Hale visits the Proctors and affirms that there is enough evidence that points to witchcraft in Salem. He tries to find out if the Proctors are involved in the unfolding events. Hale learns of the arrest of both Rebecca and Martha, and, despite having knowledge of Rebecca’s virtues, he believes witchcraft is evident and orders that due process be followed.

Hale discovers the girls’ mischief through Mary Warren’s confession and tries to support John, Francis, and Giles. Hale finally denounces the proceedings and asks that they stop before more innocent people are hanged.

HALE: Excellency, it is a natural lie to tell; I beg you, stop now before another is condemned! I may shut my conscience to it no more—private vengeance is working through this testimony! From the beginning, this man has struck me true.

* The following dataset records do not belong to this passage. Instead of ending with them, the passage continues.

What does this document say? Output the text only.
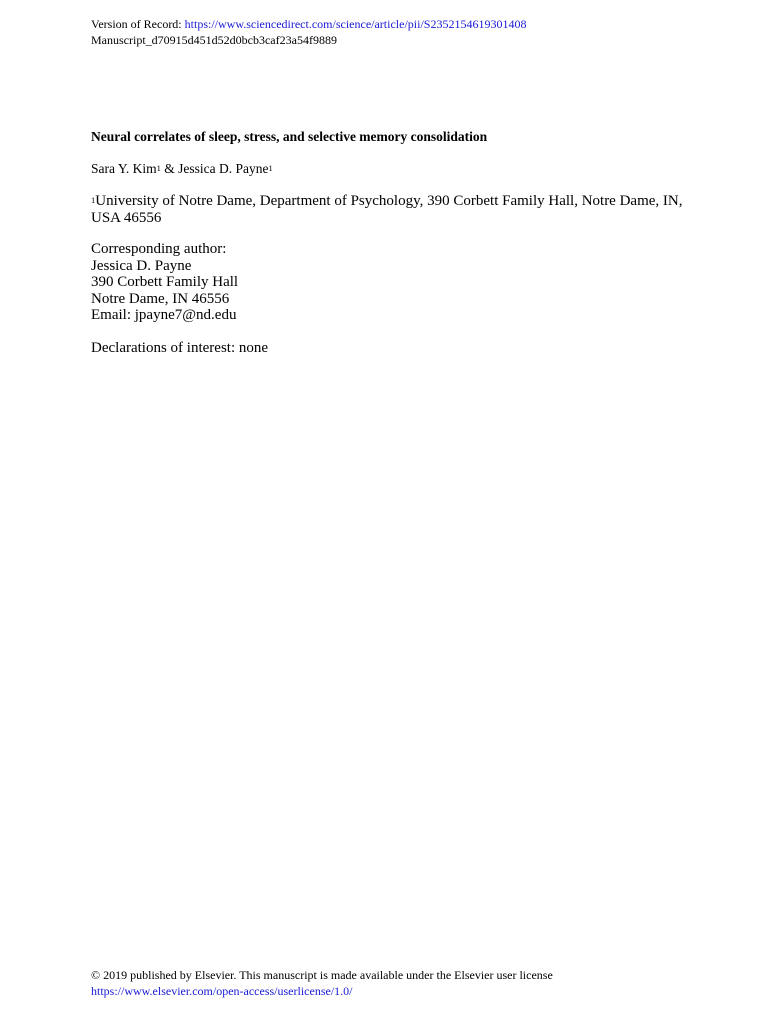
Version of Record: https://www.sciencedirect.com/science/article/pii/S2352154619301408
Manuscript_d70915d451d52d0bcb3caf23a54f9889
Neural correlates of sleep, stress, and selective memory consolidation
Sara Y. Kim$^1$ & Jessica D. Payne$^1$
$^1$University of Notre Dame, Department of Psychology, 390 Corbett Family Hall, Notre Dame, IN, USA 46556
Corresponding author:
Jessica D. Payne
390 Corbett Family Hall
Notre Dame, IN 46556
Email: jpayne7@nd.edu
Declarations of interest: none
© 2019 published by Elsevier. This manuscript is made available under the Elsevier user license
https://www.elsevier.com/open-access/userlicense/1.0/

By my oath to Heaven, I believe him now, and I pray you call back his wife before we—

wmagley | Student

Reverend Hale changes greatly from Act I to Act IV.  He comes to Salem as an "expert" on witchcraft.  This is quite ironic because he has never actually discovered a witch. He proved in his town that one woman was not a witch.  When he arrives, he has numerous books and every expectation that he will find witches in Salem. 

In Act II he questions the Proctors on their "Christian character" in order to determine if Elizabeth is a witch, as Abigail has suggested. This is a man who believes.  He does nothing as Elizabeth is arrested.

In Act III, he comes to believe John Proctor about Abigail.  He does not believe that either Proctor is a witch and perceives Abigail to be false.  He wants the court to allow Proctor a real lawyer, so that his allegations about Abigail will be presented in a correct manner.  He believes Proctor and denounces the court at the end of the Act.

In Act IV, he returns to Salem to council all people awaiting execution to lie.  He is trying to keep them from death and this is the only way.  He does not believe that any of them are witches and is trying to save them in the only way that he can.  He is a desperate man and uses desperate measures. He does not believe at all, any more.